“Deliver me from Reasons Why.”
Released on this day in 1967, The Doors’ eponymous debut album contained this haunting song, written — according to Jim Morrison — for a woman named Mary Werbelow. The B-side to “Light My Fire,” “The Crystal Ship” is my favorite Doors song.
Before forming The Doors, Morrison was in love with Mary, whom he met on the beach in Clearwater, FL, while he was a student at St. Petersburg Junior College and she was still in high school. They were together for three years, even after Jim moved to Los Angeles. She followed him, but they broke up shortly after.
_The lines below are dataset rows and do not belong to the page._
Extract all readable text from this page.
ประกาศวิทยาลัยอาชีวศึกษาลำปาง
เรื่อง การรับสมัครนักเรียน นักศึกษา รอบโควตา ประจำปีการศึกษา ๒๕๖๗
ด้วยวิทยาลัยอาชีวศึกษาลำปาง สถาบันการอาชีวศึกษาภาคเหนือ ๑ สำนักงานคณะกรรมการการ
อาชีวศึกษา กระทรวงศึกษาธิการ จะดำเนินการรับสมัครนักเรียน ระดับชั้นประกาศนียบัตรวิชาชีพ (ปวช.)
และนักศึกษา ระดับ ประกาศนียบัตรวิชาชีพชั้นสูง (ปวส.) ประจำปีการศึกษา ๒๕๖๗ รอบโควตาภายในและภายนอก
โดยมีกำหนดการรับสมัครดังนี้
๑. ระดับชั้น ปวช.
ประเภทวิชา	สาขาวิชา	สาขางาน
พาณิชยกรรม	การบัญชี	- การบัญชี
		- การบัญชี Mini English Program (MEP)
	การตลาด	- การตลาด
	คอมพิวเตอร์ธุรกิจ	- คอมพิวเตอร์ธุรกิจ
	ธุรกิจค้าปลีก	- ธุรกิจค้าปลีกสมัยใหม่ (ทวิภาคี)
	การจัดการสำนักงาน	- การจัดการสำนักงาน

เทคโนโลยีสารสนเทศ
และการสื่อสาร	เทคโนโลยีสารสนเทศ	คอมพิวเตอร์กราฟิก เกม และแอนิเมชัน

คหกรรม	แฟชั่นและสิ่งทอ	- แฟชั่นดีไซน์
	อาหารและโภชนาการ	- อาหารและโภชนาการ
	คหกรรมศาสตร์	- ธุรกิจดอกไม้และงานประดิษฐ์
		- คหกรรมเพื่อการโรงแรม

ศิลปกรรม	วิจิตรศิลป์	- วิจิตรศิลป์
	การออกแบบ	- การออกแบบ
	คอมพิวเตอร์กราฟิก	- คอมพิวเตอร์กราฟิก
Still, they stayed in touch. Werbelow gave a rare interview to the St. Petersburg Times in 2005 and said that Jim told her she was the inspiration for his songs.
“The first three albums are about you,” Werbelow says Morrison told her in 1969, before the release of The Soft Parade, The Doors’ fourth LP. “Didn’t you know that?”
The pre-Doors romance with Mary has always been intriguing to me, as nothing suggests she shared his reading habits. It is facile to suggest that dissolute visionaries like Morrison just need a homebody to keep them anchored to the Earth. Maybe it’s more accurate to say that Morrison, a dissolute visionary, needed homebody Mary Werbelow to keep him anchored to the Earth.
Either way, “The Crystal Ship,” when seen through the lens of Morrison’s move to Fantastic L.A. and his parting with Mary, is as sad and inevitable a breakup song as the more-famous “The End.” It’s also more powerful, I think. It’s wistful, helpless, and a little vindictive (“When we get back, I’ll drop a line”), too.
“The Crystal Ship” by The Doors
Year: 1967
Composed by: Jim Morrison
Lyrics
Before you slip into unconsciousness
I’d like to have another kiss
Another flashing chance at bliss
Another kiss, another kiss
The days are bright and filled with pain
Enclose me in your gentle rain
The time you ran was too insane
We’ll meet again, we’ll meet again
Oh tell me where your freedom lies
The streets are fields that never die
Deliver me from reasons why
You’d rather cry, I’d rather fly
The crystal ship is being filled
A thousand girls, a thousand thrills
A million ways to spend your time
When we get back, I’ll drop a line
2 comments
I first discovered The Doors courtesy some older kids who wore camouflage and what they insisted were combat boots to show their difference and diffidence. (This was the Eighties, so they were only seen as weird, not terrorists.)
It’s difficult to describe the effect The Doors had on me: surreal in the waking dream, outside of time, powerfully sad. I remember The Crystal Ship as a powerful enigma and more haunting than their other songs. Like a kid I tried to make literal sense of the words, but now get he was writing a tone poem with emotions, the words only markers.
I remember a passage from “No One Here Gets Out Alive” where Jim is described as the perfect Southern gentleman, polite and self-effacing, a charmer to the old folks, which surprised them. He drank and drugged himself stupid and eventually dead, but I think that was only a defense. The kind of love he wrote about was why I stayed away from it then–it’s dangerous.
His fragile eggshell mind was broken indeed. He could never put it together again.
Thank you for this remembrance.
Author
I also liked that he was so courtly and respectful of his elders in the pre-Lizard King days.